Le président du conseil de la Fed, Jay Powell, a livré un message essentiellement belliciste. Mais je crois que ces commentaires étaient principalement destinés à faire passer un message; je ne m'attends pas à ce que la Fed relève à nouveau ses taux d'intérêt.
La présidente de la BCE, Christine Lagarde, a déclaré que les dirigeants de la banque centrale devraient expliquer les prévisions de manière plus nuancée et fournir de meilleures explications en cas d'erreur.
L'une des personnes interviewées a semblé insinuer qu'un resserrement insuffisant de la part de la Fed pourrait être pire qu'un resserrement excessif. Mais je pense que ce serait une erreur compte tenu de l'incertitude économique.

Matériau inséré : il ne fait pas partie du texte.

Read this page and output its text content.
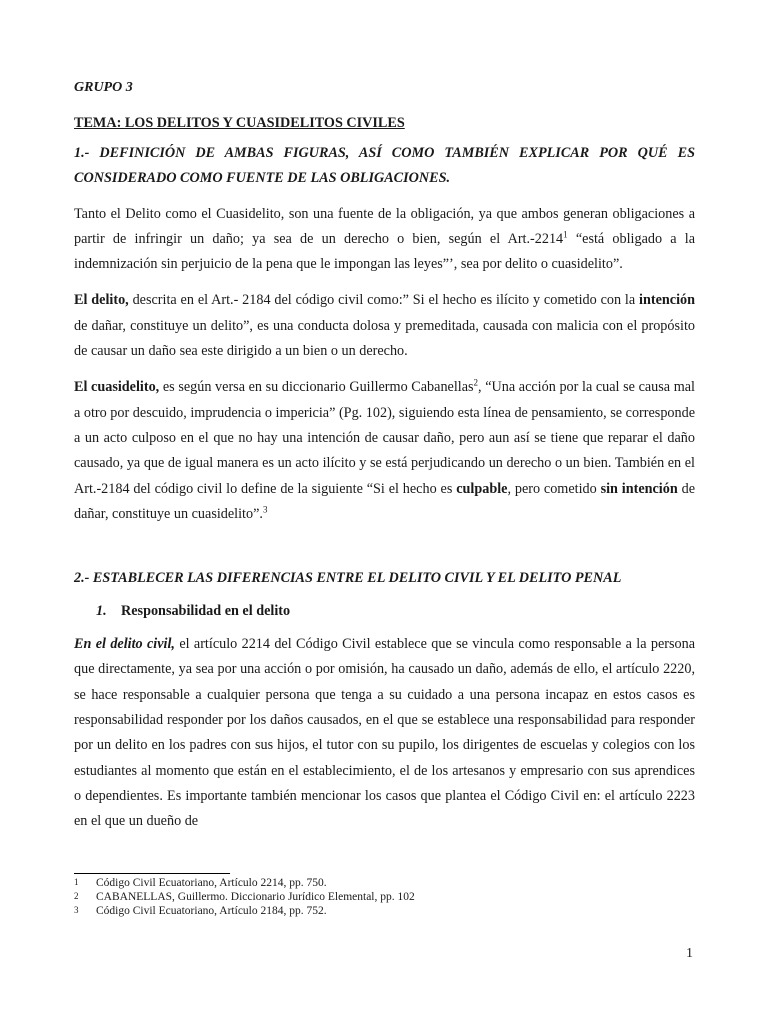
GRUPO 3

TEMA: LOS DELITOS Y CUASIDELITOS CIVILES

1.- DEFINICIÓN DE AMBAS FIGURAS, ASÍ COMO TAMBIÉN EXPLICAR POR QUÉ ES CONSIDERADO COMO FUENTE DE LAS OBLIGACIONES.

Tanto el Delito como el Cuasidelito, son una fuente de la obligación, ya que ambos generan obligaciones a partir de infringir un daño; ya sea de un derecho o bien, según el Art.-2214$^1$ “está obligado a la indemnización sin perjuicio de la pena que le impongan las leyes”’, sea por delito o cuasidelito”.

El delito, descrita en el Art.- 2184 del código civil como:” Si el hecho es ilícito y cometido con la intención de dañar, constituye un delito”, es una conducta dolosa y premeditada, causada con malicia con el propósito de causar un daño sea este dirigido a un bien o un derecho.

El cuasidelito, es según versa en su diccionario Guillermo Cabanellas$^2$, “Una acción por la cual se causa mal a otro por descuido, imprudencia o impericia” (Pg. 102), siguiendo esta línea de pensamiento, se corresponde a un acto culposo en el que no hay una intención de causar daño, pero aun así se tiene que reparar el daño causado, ya que de igual manera es un acto ilícito y se está perjudicando un derecho o un bien. También en el Art.-2184 del código civil lo define de la siguiente “Si el hecho es culpable, pero cometido sin intención de dañar, constituye un cuasidelito”.$^3$

2.- ESTABLECER LAS DIFERENCIAS ENTRE EL DELITO CIVIL Y EL DELITO PENAL

1. Responsabilidad en el delito

En el delito civil, el artículo 2214 del Código Civil establece que se vincula como responsable a la persona que directamente, ya sea por una acción o por omisión, ha causado un daño, además de ello, el artículo 2220, se hace responsable a cualquier persona que tenga a su cuidado a una persona incapaz en estos casos es responsabilidad responder por los daños causados, en el que se establece una responsabilidad para responder por un delito en los padres con sus hijos, el tutor con su pupilo, los dirigentes de escuelas y colegios con los estudiantes al momento que están en el establecimiento, el de los artesanos y empresario con sus aprendices o dependientes. Es importante también mencionar los casos que plantea el Código Civil en: el artículo 2223 en el que un dueño de

1	Código Civil Ecuatoriano, Artículo 2214, pp. 750.
2	CABANELLAS, Guillermo. Diccionario Jurídico Elemental, pp. 102
3	Código Civil Ecuatoriano, Artículo 2184, pp. 752.
1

Le très attendu symposium économique de la Réserve fédérale de Kansas City à Jackson Hole a eu lieu la semaine dernière. Il s'agit d'un des événements incontournables pour les économistes et les observateurs du marché, au même titre que la conférence de Sintra au Portugal. Comme je l'expliquais à mon fils aîné, scénariste en herbe : « c'est comme une cérémonie de remise de prix prestigieuse qui réunit des vedettes, mais pour les économistes au lieu des cinéastes ». Pour pousser l'analogie un peu plus loin, voici un récapitulatif du symposium de Jackson Hole, inspiré de l'écran de cinéma :
Comme prévu, le président du conseil de la Réserve fédérale américaine (Fed), Jay Powell, s’en est tenu au script et a livré un message essentiellement belliciste. Non, je ne crois pas que la Fed va relever à nouveau ses taux d’intérêt, mais M. Powell doit durcir le ton et c'est ce qu'il a fait. Disons simplement qu'il a essayé de faire comprendre qu'il était le « Terminator » de l'inflation.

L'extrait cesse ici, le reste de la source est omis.